Beginning with the best of the bunch, Martin’s “The Mystery Knight” might not be Dunk and Egg’s best adventure, but it is still a Westeros story, which made me happy, as I keep up the vigil for the next ASOIF novel to finally arrive.
“Defenders of the Frontier” by Silverberg wasn’t a story I got instantly excited about reading. Its premise of a band of frontier soldiers forgotten after a war ends and unsure what to do next not exactly what I expected out of an anthology about warriors. Honestly, I viewed it as the most likely story to bore me to tears. I shouldn’t have doubted the author however, because somehow, someway, Silverberg drew me into this world, made me feel real empathy for this band of brothers and their dilemma, and I quickly found myself enjoying this unique look at a very different sort of “warrior” problem, specifically whether to go home after your war ends.
“The Eagle and The Rabbit” by Steven Saylor was quite the historical ride. As a lover of history (especially ancient history), I always love to be transported back to Roman times, and this tale of slaves being physically and emotionally tortured by their Roman captors both jarred my psyche and spiritually uplifted me.
The next best of the bunch was probably Tad Williams contribution “And Ministers of Grace.” This quick morsel focusing on an interstellar assassin/terrorist with obsessive religious convictions. I thought the scifi world was well thought out, the tech was interesting, and our protagonists’ deep emotions very realistic. Only problem was the ending, which just didn’t live up to my expectations after the great start.
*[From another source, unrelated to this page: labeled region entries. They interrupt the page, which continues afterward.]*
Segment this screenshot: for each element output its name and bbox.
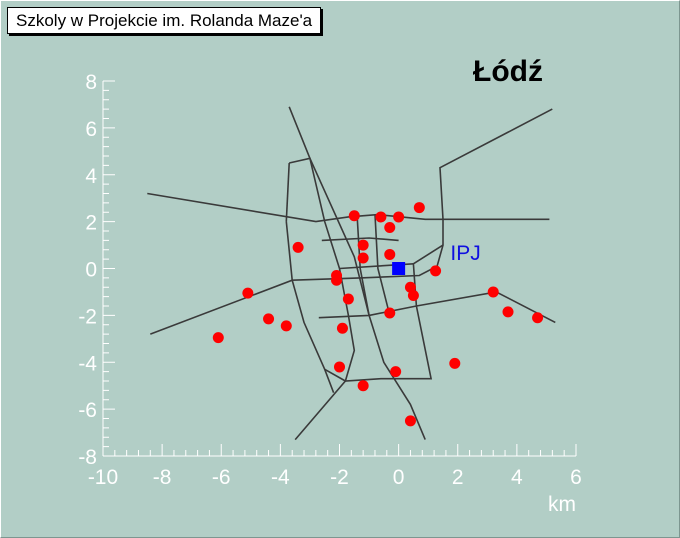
school-point (212, 332, 224, 344)
school-point (502, 306, 514, 318)
school-point (413, 202, 425, 214)
y-tick-label: -8 (78, 446, 97, 469)
y-tick-label: 4 (85, 165, 97, 188)
x-tick-label: 0 (393, 466, 405, 489)
school-point (532, 312, 544, 324)
y-tick-label: -2 (78, 305, 97, 328)
road (356, 216, 370, 316)
x-tick-label: 2 (452, 466, 464, 489)
city-label: Łódź (473, 55, 543, 88)
school-point (404, 415, 416, 427)
y-tick-label: 6 (85, 118, 97, 141)
x-tick-label: -8 (153, 466, 172, 489)
road (321, 237, 399, 242)
school-point (242, 287, 254, 299)
school-point (430, 265, 442, 277)
y-tick-label: 8 (85, 71, 97, 94)
y-tick-label: 0 (85, 259, 97, 282)
school-point (384, 221, 396, 233)
y-tick-label: -4 (78, 352, 97, 375)
chart-title: Szkoly w Projekcie im. Rolanda Maze'a (7, 7, 322, 34)
school-point (449, 357, 461, 369)
school-point (342, 293, 354, 305)
y-tick-label: -6 (78, 399, 97, 422)
school-point (357, 252, 369, 264)
school-point (407, 289, 419, 301)
school-point (357, 239, 369, 251)
ipj-label: IPJ (450, 242, 480, 265)
school-point (348, 210, 360, 222)
school-point (334, 361, 345, 373)
road (147, 192, 550, 223)
school-point (393, 211, 405, 223)
road (285, 221, 335, 393)
x-tick-label: -10 (88, 466, 118, 489)
road (289, 157, 356, 441)
x-axis-label: km (548, 493, 576, 516)
school-points (212, 202, 544, 427)
school-point (487, 286, 499, 298)
y-tick-label: 2 (85, 212, 97, 235)
school-point (375, 211, 387, 223)
ipj-marker (392, 262, 406, 275)
x-tick-label: -6 (212, 466, 231, 489)
road (318, 291, 556, 324)
road-network (147, 106, 556, 441)
school-point (331, 274, 343, 286)
road (374, 214, 391, 316)
school-point (384, 307, 396, 319)
x-tick-label: 6 (570, 466, 582, 489)
school-point (280, 320, 292, 332)
x-tick-label: -2 (330, 466, 349, 489)
school-point (263, 313, 275, 325)
school-point (384, 248, 396, 260)
school-point (292, 241, 304, 253)
school-point (357, 380, 369, 392)
x-tick-label: 4 (511, 466, 523, 489)
school-point (336, 322, 348, 334)
road (285, 162, 290, 222)
school-point (390, 366, 402, 378)
x-tick-label: -4 (271, 466, 290, 489)
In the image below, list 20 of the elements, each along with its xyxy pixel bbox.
Joe Haldeman is one of the masters of military science fiction, so it should come as no surprise that “Forever Bound” focused on a young man drafted into the military of the near future and assigned to control avatar-like killing machines. The concept sounded interesting and very relevant to today’s world (considering the huge use and advancement in drone technology), but for whatever reason, the actual story didn’t deliver much emotional impact for me.
Rounding out the list is Holland’s “The King of Norway.” It has Vikings, war, and everything else which I usually adore, but for some reason it did not capture my attention. Perhaps others will find it more to their liking.
I’m glad I picked up Warriors 1; it was an entertaining anthology, which did a great job of presenting different types of stories which complemented one another yet still felt uniquely different. Unfortunately, not enough of these tales captured my imagination. I’ll definitely be picking up part two, but I hope it is much better than this one.